Comment s'organise l'ouvrage ?

Le guide se présente sous la forme d'un tableau à trois colonnes. Dans la première, sont listées les situations à risque : le sentiment de ne pas être entendu, d'isolement ou d'enfermement que peut éprouver le patient, la remise du traitement ou les changements de chambre entre autres. La deuxième répertorie les comportements observables tels que les demandes multiples, l'augmentation du tabagisme, la peur ou les discours incohérents. Enfin, la dernière colonne correspond aux réponses proposées.

Existe-t-il « des remèdes miracle » pour éviter la violence ?

Non, les réponses que nous proposons dans le guide restent modestes. Chaque équipe doit aussi pouvoir inventer sa propre réponse.

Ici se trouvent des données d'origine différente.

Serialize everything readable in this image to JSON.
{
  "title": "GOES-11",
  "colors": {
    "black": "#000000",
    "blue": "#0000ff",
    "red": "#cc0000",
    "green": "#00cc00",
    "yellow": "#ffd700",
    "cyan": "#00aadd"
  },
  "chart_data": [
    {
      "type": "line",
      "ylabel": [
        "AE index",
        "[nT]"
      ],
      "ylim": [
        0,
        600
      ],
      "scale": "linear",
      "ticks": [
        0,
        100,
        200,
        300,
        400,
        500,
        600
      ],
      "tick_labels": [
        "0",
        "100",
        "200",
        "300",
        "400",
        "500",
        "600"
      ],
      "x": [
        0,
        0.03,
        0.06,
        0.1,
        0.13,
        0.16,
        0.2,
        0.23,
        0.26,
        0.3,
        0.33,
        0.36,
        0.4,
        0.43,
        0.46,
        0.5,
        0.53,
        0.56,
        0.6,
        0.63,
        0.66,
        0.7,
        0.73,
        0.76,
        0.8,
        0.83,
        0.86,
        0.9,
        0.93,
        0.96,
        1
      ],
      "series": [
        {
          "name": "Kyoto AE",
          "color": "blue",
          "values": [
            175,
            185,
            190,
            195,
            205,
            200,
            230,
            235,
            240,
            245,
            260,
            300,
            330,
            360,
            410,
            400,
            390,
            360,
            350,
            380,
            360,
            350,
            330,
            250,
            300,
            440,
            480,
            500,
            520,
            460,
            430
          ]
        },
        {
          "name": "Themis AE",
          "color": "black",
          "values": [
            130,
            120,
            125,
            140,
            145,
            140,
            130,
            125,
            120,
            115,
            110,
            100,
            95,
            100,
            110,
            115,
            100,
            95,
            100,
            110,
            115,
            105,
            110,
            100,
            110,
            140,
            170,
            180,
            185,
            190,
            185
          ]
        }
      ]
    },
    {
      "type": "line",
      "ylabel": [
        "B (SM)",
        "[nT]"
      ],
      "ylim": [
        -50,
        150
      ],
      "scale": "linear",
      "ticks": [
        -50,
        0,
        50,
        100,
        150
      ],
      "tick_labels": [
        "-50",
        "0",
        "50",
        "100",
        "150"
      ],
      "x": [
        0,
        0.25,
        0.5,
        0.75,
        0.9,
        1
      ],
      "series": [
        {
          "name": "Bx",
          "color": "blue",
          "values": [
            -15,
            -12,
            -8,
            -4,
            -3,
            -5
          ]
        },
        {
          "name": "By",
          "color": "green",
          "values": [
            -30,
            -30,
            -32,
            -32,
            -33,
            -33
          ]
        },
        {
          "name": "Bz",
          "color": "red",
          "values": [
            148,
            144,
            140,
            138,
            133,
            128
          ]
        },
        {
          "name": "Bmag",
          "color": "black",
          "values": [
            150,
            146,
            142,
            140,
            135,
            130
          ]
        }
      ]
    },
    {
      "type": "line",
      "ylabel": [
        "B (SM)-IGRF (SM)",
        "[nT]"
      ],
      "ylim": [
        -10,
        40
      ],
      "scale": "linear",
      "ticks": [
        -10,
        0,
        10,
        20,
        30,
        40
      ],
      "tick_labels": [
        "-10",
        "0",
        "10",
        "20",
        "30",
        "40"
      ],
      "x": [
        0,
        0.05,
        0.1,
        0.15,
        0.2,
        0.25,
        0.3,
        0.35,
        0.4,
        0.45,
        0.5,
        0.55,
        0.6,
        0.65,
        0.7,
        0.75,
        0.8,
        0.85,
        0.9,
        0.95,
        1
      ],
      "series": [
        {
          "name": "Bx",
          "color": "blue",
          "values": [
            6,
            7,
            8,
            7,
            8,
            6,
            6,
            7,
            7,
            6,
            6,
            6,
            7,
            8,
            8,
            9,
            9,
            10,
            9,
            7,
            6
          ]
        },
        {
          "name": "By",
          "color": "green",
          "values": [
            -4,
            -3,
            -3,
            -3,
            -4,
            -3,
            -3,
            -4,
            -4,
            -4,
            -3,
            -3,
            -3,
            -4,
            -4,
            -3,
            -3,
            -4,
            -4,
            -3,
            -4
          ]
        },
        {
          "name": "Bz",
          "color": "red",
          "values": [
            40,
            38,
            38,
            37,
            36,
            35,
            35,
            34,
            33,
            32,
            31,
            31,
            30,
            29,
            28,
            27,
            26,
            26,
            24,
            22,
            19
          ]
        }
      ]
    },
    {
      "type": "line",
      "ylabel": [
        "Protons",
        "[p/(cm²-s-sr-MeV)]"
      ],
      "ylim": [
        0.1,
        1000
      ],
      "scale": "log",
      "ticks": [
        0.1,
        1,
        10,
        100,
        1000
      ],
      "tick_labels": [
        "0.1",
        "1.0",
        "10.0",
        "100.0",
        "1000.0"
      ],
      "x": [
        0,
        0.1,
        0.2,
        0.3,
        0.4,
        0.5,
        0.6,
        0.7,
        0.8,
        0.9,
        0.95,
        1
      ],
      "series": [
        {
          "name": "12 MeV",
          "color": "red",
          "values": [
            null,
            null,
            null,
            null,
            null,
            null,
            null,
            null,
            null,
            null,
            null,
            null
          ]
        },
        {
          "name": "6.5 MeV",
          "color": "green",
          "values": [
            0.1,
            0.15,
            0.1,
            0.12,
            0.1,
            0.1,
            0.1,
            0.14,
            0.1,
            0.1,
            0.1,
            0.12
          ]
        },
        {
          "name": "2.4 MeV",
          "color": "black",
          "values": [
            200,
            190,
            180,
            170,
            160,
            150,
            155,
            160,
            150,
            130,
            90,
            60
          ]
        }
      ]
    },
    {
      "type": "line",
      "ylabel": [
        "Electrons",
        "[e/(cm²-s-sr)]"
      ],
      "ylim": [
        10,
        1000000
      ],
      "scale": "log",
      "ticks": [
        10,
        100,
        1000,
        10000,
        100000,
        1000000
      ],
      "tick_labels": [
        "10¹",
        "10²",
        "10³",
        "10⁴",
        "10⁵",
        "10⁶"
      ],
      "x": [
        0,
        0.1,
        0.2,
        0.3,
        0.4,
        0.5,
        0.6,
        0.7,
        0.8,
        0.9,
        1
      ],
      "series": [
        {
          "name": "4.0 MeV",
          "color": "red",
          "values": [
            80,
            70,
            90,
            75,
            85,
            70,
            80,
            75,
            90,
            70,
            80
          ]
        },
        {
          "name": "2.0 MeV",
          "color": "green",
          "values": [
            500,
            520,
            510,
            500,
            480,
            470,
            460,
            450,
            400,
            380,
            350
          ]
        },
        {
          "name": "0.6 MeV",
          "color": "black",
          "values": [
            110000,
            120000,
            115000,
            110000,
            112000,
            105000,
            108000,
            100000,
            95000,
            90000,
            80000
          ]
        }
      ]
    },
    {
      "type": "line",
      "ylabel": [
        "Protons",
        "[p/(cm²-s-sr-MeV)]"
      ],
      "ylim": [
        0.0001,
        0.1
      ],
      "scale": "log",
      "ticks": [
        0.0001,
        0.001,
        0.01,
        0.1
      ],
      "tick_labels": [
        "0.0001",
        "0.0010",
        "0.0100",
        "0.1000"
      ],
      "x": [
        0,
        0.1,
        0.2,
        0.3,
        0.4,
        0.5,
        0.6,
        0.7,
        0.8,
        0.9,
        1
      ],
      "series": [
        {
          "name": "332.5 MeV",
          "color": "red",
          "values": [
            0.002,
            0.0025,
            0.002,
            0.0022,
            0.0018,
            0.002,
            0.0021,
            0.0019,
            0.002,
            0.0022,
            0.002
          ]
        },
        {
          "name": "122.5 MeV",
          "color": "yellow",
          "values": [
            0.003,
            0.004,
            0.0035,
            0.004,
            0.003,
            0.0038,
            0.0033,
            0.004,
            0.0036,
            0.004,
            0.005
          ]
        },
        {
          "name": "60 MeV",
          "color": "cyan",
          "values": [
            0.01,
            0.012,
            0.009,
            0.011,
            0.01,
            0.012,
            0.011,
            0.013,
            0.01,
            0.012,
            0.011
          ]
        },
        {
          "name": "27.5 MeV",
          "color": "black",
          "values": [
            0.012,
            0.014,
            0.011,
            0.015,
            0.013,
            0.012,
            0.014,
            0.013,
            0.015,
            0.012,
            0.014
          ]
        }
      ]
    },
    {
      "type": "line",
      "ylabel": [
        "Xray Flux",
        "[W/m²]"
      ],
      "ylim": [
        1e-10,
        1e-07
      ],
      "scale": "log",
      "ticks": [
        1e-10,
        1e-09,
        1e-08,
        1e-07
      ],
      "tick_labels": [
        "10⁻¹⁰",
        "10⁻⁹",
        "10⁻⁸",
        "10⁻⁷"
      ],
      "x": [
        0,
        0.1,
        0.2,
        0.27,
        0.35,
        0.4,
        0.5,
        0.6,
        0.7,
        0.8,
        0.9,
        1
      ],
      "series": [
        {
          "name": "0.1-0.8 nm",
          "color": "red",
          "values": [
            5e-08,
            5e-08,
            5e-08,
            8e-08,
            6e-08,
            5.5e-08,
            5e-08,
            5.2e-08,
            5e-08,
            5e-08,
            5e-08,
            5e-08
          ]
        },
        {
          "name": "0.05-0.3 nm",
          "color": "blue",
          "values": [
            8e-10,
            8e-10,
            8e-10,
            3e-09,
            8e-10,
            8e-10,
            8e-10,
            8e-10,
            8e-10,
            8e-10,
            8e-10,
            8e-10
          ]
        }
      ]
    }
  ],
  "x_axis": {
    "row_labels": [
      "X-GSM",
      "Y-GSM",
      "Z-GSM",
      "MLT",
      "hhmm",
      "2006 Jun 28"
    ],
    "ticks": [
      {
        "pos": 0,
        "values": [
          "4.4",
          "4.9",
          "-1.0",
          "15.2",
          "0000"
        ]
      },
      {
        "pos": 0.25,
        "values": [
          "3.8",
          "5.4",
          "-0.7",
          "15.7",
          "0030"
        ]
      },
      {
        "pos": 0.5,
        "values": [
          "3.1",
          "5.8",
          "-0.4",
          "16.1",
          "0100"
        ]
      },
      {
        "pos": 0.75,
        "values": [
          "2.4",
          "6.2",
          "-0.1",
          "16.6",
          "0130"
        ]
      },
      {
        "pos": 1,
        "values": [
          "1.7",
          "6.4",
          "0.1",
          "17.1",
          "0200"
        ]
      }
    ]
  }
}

Le plus important est d'éviter de banaliser la frustration. « Plus tard » ne veut rien dire pour le patient.

Il faut s'accorder du temps pour réaliser un entretien à deux afin de désamorcer la frustration ou pour expliquer une décision avec des mots simples, de l'empathie. Cette initiative n'est pas efficace à chaque fois, mais on peut simplement espérer que la situation ne dégénère pas.

Les jeunes diplômées sont-elles suffisamment armées pour gérer cette violence ?

En fait, ce guide s'adresse surtout aux jeunes IDE. Depuis la disparition du diplôme d'infirmier de secteur psychiatrique en 1992 et la réduction des heures de cours dédiées à la psychiatrie, elles peinent davantage à trouver des réponses adaptées face à ces situations d'agressivité.

Nous organisons d'ailleurs des cours sur la gestion de la violence, ouverts à tout le personnel soignant, à l'hôpital Sainte-Anne.

La mise en place du tutorat s'est bien passée grâce à l'implication des infirmières de secteur psychiatrique. Ce tutorat est indispensable car il permet aux anciens de prendre soin des nouveaux et aux jeunes de respecter leurs aînés.

Enfin, nous avons mis sur pied une formation-action d'une durée de quinze jours. Elle permet aux jeunes IDE de se mettre en situation grâce à des jeux de rôles. C'est un minimum. L'idéal serait une année de spécialisation en psychiatrie. Nous l'attendons depuis 1992 et je ne me fais plus trop d'illusions maintenant.

Récemment, plusieurs faits divers marquants ont placé sur le devant de la scène la psychiatrie. Pensez-vous que la violence ait augmenté dans les hôpitaux ces dernières années ?

Je pense d'abord que la psychiatrie doit aujourd'hui gérer une population qui n'était pas prise en charge à l'époque : les sans domicile fixe, les alcooliques, les toxicomanes et les polytoxicomanes. Pour certains de ces patients, une psychopathologie est avérée. Les autres atterrissent en psychiatrie parce qu'il n'existe pas suffisamment de places dans des centres spécialisés. En outre, la diminution du nombre de lits, les équipes de plus en plus jeunes et le manque d'effectif n'arrangent pas la situation.

À Sainte-Anne, beaucoup de postes demeurent vacants, nous fonctionnons avec des effectifs minimums. Il faudra donc attendre un prochain clash ou un prochain fait divers pour qu'un ministre vienne verser sa petite larme et annonce un nouveau plan.

En attendant, nous n'avons toujours pas vu la couleur de l'argent et les effectifs promis dans le plan santé mentale !

Élisabeth Goriot Cadre supérieur de santé.

Infirmière de secteur psychiatrique depuis 1982, Élisabeth Goriot a fait toute sa carrière à l'hôpital Sainte-Anne, à Paris. Elle devient cadre de santé en 1994. En 2002, elle obtient un DESS stratégies de développement de formations en santé à Bobigny. Depuis 2004, elle est cadre supérieur de santé dans le service du Dr François Petitjean à l'hôpital Saint-Anne.